Walked around 3x around this stupa - like Mandala after the 17th Karmapa's lecture on the eve of the transit. |
All shamans know this.
The shamanic processes bridge the seen and the unseen realms. To access this, all shamans undergo transformation, at least all the shamans and healers that I know of who really undergo death and rebirth (even the actual physical death). Their participation in the relationship between the seen and unseen and what they have control of and what they do not is true alchemy. I'm no shaman but all of us who consciously go through our own transformation and the bridging of what has been to what is yet to be are shamans in some way or another.
A small mandala I found by the Cagayan river during one of our site visits. This is the same river that swelled up and overflowed displacing hundreds of thousands and killing more than a thousand people along the Cagayan and Iligan Rivers last December 2011. |
I dedicate this to Bane Agbon and the ChildHeal Facilitators of Kids for Peace Foundation who invited me to share my learnings and ideas about integral well-being, expressive and transformative arts to their project with Save the Children.
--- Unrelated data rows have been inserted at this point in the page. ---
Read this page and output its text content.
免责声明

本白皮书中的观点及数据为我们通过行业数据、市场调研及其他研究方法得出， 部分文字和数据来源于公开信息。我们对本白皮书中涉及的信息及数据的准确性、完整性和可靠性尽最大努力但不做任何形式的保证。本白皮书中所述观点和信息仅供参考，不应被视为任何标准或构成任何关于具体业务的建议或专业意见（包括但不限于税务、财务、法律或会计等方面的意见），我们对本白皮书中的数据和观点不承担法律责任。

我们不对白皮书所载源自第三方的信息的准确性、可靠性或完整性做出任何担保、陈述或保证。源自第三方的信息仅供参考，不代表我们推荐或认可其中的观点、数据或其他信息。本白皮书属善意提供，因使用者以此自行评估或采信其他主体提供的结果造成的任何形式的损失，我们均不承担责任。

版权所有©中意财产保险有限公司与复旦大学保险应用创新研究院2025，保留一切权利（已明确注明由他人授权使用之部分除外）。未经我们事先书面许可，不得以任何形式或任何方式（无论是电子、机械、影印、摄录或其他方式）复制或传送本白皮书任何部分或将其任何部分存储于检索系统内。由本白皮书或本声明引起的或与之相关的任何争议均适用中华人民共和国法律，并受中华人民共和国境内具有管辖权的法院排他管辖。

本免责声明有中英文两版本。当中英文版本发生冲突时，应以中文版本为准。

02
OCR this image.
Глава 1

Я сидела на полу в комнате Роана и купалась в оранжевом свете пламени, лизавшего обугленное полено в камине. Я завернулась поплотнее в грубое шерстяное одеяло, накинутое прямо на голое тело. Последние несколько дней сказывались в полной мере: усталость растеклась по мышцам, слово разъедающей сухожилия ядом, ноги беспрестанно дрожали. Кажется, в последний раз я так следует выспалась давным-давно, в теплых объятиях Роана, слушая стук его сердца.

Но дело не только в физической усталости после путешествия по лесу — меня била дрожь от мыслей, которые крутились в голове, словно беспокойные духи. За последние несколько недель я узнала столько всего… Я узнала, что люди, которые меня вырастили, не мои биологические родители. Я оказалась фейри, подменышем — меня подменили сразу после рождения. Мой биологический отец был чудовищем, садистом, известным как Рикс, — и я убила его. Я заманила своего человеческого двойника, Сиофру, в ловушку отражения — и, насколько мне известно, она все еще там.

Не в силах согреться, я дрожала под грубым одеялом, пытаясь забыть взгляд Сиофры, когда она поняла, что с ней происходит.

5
Up to now, I still cary this guilt that I could have done better or I could have just forced myself. It was a long process of self forgiveness after I wrapped up my contract early as consultant and battled with my deadlines that I so often missed. I realized, I couldn't work in a large INGO system with fast paced demands requiring the delivery of many key messages in a very short time in a mass produced scale. I have deep respect and appreciation for the staff for their dedication because they still did what was needed to be done with thousands of children in immediate need. I realized I was knee deep in my inner work process too be healthy enough to dive in to the heavy demands of their work and this caused my burn out. Was I too idealistic to integrate whole systems approach in a process that just needed one aspect addressed immediately? I still wonder. But right now, I am just so grateful for all the learnings that I realized about my idealism and about simplicity. Tailor fitting my crazy art ideas that were adapted from my work with small communities into a limited time table, materials, manpower, and energy - not to mention more than two thousand children was not easy for a first timer in a major post emergency situation. It was totally different from our arts relief work with Typhoon Ondoy as I was merely working as volunteer artist. This time, the task to oversee the entire design of the modules and its implementation with an integral well-being framework became overwhelming with the intensive requirements of the funders. I sincerely appreciate all the patience and trust this organization has given me. I still hope I can learn from this further and maybe prepare much better in the future for this kind of work.